Folks, if you’ve read Oryx and Crake, would you be so kind as to tell the rest of the class why Crake does what he does? Because there’s an entirely plausible psychological basis for the actions of this knowingly enigmatic figure. You just have to stop yelling at the kids to get off your lawn long enough to pay attention to it.
Without further ado, then, identify 20 of the following 25 excerpts by author and title. Warning! Excerpts 3, 7, 10, 14 and 21 are misdirections. You think it could be one thing, but it’s another thing. Almost every student figured this out, which is good.
I see everything. That is why I don’t like new places.
I got de ricklickshun en de blood of de Lamb!
Increase of knowledge only discovered to me more clearly what a wretched outcast I was.
“Fonebone!” I shouted.
I’ve got to try to hold onto some of the things I’ve learned. Please, God, don’t take it all away.
It was the hallmark of his aristocratic birth, the natural outcropping of many generations of fine breeding, an hereditary instinct of graciousness which a lifetime of uncouth and savage training and environment could not eradicate.
How come I’m alone? Where’s my Bride of Frankenstein?
Rains are falling from me onto your valuable persons.
Now I understand one of the important reasons for going to college and getting an education is to learn that the things you’ve believed in all your life aren’t true, and that nothing is what it appears to be.
And in the dream nearly everyone on the earth is dead, because they have caught a virus.
Learn from me, if not by my precepts, at least by my example, how dangerous is the acquirement of knowledge, and how much happier that man is who believes his native town to be the world, than he who aspires to become greater than his nature will allow.
It was bad enough when your father insisted on calling you by that silly nickname, and I will not have him called by one. Nicknames are vulgar. Only common people use them. Benjamin.
He was a soldier of France, and he would teach these beasts how an officer and a gentleman died.
Papaya Czar’s walls are so layered with language that I find myself immediately calmed inside their doors, as though I’ve stepped into a model interior of my own skull.
But the body had its own cultural forms. It had its own art. Executions were its tragedies, pornography its romance.
He saw the psychiatrist under the aspect of absolute reality: a thing composed of cold wires and switches, not a human at all, not made of flesh.
When I call over the frightful catalogue of my deeds, I cannot believe that I am he whose thoughts were once filled with sublime and transcendent visions of the beauty and the majesty of goodness.
Clayton was the type of Englishman that one likes best to associate with the noblest monuments of historic achievement upon a thousand victorious battlefields– a strong, virile man– mentally, morally, and physically.
As soon as they start doing art, we’re in trouble.
Wheels within wheels.
Perhaps, he had once conjectured, it was because there really was such a condition as autism.

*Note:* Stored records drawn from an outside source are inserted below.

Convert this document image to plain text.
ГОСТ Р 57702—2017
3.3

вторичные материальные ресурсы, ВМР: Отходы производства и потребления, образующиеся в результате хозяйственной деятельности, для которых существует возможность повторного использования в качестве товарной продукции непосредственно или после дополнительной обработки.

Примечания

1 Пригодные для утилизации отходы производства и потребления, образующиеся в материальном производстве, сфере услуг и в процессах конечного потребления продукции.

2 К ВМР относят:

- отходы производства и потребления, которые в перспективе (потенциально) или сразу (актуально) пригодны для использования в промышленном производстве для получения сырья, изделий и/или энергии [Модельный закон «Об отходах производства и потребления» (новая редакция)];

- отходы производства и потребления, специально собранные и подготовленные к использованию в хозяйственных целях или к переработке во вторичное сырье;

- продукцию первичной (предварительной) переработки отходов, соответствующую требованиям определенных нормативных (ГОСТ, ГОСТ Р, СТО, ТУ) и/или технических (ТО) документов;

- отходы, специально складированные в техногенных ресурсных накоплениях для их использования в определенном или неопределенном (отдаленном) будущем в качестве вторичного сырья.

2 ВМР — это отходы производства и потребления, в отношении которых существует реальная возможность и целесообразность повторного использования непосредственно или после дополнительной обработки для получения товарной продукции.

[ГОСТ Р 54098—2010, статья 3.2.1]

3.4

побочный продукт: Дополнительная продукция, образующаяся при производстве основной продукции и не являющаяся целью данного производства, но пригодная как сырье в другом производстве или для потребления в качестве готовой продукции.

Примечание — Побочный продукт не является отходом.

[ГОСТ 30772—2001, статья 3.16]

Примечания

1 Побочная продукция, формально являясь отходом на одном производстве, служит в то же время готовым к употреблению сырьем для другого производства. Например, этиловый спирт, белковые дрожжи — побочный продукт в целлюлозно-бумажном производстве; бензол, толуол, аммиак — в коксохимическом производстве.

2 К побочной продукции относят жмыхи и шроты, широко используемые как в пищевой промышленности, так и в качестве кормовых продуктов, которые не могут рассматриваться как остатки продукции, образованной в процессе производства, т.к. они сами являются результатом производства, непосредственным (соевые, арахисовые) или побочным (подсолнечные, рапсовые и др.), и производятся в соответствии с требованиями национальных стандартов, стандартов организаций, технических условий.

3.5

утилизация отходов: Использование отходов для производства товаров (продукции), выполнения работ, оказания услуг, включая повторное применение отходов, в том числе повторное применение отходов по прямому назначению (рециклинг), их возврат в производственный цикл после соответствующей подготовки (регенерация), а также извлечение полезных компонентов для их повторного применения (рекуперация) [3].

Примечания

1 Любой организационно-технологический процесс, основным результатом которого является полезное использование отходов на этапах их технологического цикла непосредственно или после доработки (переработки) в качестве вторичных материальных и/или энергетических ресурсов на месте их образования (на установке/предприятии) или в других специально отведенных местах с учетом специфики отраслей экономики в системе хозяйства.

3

It was a childhood form of schizophrenia, which a lot of people had; schizophrenia was a major illness which touched sooner or later almost every family.
And Grandmother has pictures in her head, too, but her pictures are all confused, like someone has muddled the film up and she can’t tell what happened in what order, so she thinks that dead people are still alive and she doesn’t know whether something happened in real life or whether it happened on television.

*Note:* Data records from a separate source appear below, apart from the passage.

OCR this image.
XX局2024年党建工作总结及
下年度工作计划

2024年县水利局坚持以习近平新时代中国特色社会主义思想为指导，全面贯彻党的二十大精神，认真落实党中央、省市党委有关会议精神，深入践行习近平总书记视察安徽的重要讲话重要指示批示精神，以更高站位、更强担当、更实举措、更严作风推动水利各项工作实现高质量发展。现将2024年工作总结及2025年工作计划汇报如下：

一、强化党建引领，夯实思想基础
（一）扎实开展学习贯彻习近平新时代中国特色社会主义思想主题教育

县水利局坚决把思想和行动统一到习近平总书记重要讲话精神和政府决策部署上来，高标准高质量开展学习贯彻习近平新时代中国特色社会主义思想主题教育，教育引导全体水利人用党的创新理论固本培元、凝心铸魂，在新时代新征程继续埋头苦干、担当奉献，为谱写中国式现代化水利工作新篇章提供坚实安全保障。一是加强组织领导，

No more prostitution, no sexual abuse of children, no haggling over the price, no pimps, no sex slaves. No more rape.
What makes it so awkward is that I’ve never experienced anything like this before. How does a person go about learning how to act toward another person? How does a man learn how to behave toward a woman?
Because no battle is ever won he said. They are not even fought. The field only reveals to man his own folly and despair, and victory is an illusion of philosophers and fools.